Sanctions américaines: quel impact pour les russes fortunés?

Le citoyen russe qui dispose d’un patrimoine substantiel se pose aujourd’hui beaucoup de questions. Écartons d’emblée de cette réflexion le Politically Exposed Person (PEP) ou l’employé de l’État. Certaines réglementations restrictives les concernent directement, aussi bien en Russie qu’en Suisse ou ailleurs. Écartons également les Oligarques dont la puissance provient essentiellement des privatisations et dont les armées d’avocats qui les conseillent font que chaque cas demeure très particulier. Pour les autres, l’origine de la fortune actuelle est variée mais est le plus souvent directement liée à l’excellente croissance de l’économie russe : +7% par an de moyenne entre 2003 et 2008, fourchette entre +4 et 2,5% les trois dernières années. Comme dans tous les pays développés, import-export, entrepreneurs, immobilier, introductions en bourse sont les sources qui leur ont permis de dégager des profits personnels élevés. Comme pour beaucoup de pays qui ont connu une Histoire difficile, il est fréquent que le Russe aisé dispose d’actifs à l’étranger prenant la forme soit de comptes bancaires soit d’immobilier commercial ou résidentiel de prestige. Ces placements à l’étranger ne sont habituellement pas réalisés pour éviter l’impôt russe dont les taux très raisonnables font rêver nombre d’Occidentaux. L’objectif est à la fois d’en profiter pour les loisirs ou ses enfants mais également « na tchornyi den ». Et voilà que depuis quelques années et plus encore depuis la crise ukrainienne, ce joli tableau est menacé.

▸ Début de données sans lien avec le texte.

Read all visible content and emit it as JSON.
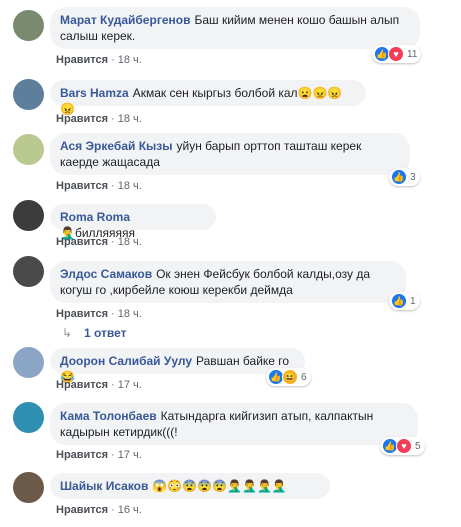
{
  "like_label": "Нравится",
  "dot": "·",
  "comments": [
    {
      "author": "Марат Кудайбергенов",
      "text": "Баш кийим менен кошо башын алып салыш керек.",
      "time": "18 ч.",
      "reactions": {
        "icons": [
          "like-icon",
          "love-icon"
        ],
        "count": "11"
      },
      "avatar_color": "#7a8a6e"
    },
    {
      "author": "Bars Hamza",
      "text": "Акмак сен кыргыз болбой кал😦😠😠😠",
      "time": "18 ч.",
      "avatar_color": "#5d7f9c"
    },
    {
      "author": "Ася Эркебай Кызы",
      "text": "уйун барып орттоп ташташ керек каерде жащасада",
      "time": "18 ч.",
      "reactions": {
        "icons": [
          "like-icon"
        ],
        "count": "3"
      },
      "avatar_color": "#b9c98f"
    },
    {
      "author": "Roma Roma",
      "text": "🤦‍♂️билляяяяя",
      "time": "18 ч.",
      "avatar_color": "#3c3c3c"
    },
    {
      "author": "Элдос Самаков",
      "text": "Ок энен Фейсбук болбой калды,озу да когуш го ,кирбейле коюш керекби деймда",
      "time": "18 ч.",
      "reactions": {
        "icons": [
          "like-icon"
        ],
        "count": "1"
      },
      "avatar_color": "#4a4a4a"
    },
    {
      "author": "Доорон Салибай Уулу",
      "text": "Равшан байке го😂",
      "time": "17 ч.",
      "reactions": {
        "icons": [
          "like-icon",
          "haha-icon"
        ],
        "count": "6"
      },
      "avatar_color": "#8aa6c4"
    },
    {
      "author": "Кама Толонбаев",
      "text": "Катындарга кийгизип атып, калпактын кадырын кетирдик(((!",
      "time": "17 ч.",
      "reactions": {
        "icons": [
          "like-icon",
          "love-icon"
        ],
        "count": "5"
      },
      "avatar_color": "#2f8fb0"
    },
    {
      "author": "Шайык Исаков",
      "text": "😱😳😨😨😨🤦‍♂️🤦‍♂️🤦‍♂️🤦‍♂️",
      "time": "16 ч.",
      "avatar_color": "#6b5a48"
    }
  ],
  "replies_link": "1 ответ"
}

La Fédération de Russie s’est alignée sur les normes de l’OCDE, notamment en restreignant la détention de structures off-shore sans que l’on connaisse les ayants droits économiques, autrement dit les propriétaires réels. C’est donc un critère de transparence internationale qui s’applique désormais. De même, de nouvelles lois et réglementations limitent l’utilisation de comptes à l’étranger pour organiser des investissements vers ou depuis le territoire russe. Cela est certes une situation nouvelle pour l’individu fortuné Russe mais n’a rien de nouveau, et depuis longtemps, pour son homologue Français ou Allemand. Seuls les Britanniques ont maintenu certaines traditions de détentions d’actifs comme les trusts mais là-aussi les choses changent rapidement. Chaque situation de famille est différente et nécessite un bon conseiller, banquier privé ou avocat : un ou plusieurs mariages, enfants ou pas, leurs nationalités ou leur lieu de résidence deviennent un facteur vraiment déterminant, impôts, droits de succession, divorces… Pour éviter cette difficulté, l’erreur fréquemment faite est de chercher toujours la dernière idée à la mode comme déplacer ses investissements à Dubaï ou Hong Kong, plutôt que les lieux traditionnels d’expertise en gestion de fortune que sont la Suisse ou Londres, mais sans véritablement comprendre que malgré certains avantages, ces places sont plus compliquées et, en général peu adaptées, par exemple loi islamique Charia qui s’applique aux successions, distance et culture très différente en Chine. Autre exemple tendance : les statistiques de la Banque Centrale de Russie annoncent en ce moment que de nombreux citoyens vendraient des quantités de roubles pour acheter du dollar. Par définition, nul ne peut prédire l’avenir mais cette décision peut se révéler fatale.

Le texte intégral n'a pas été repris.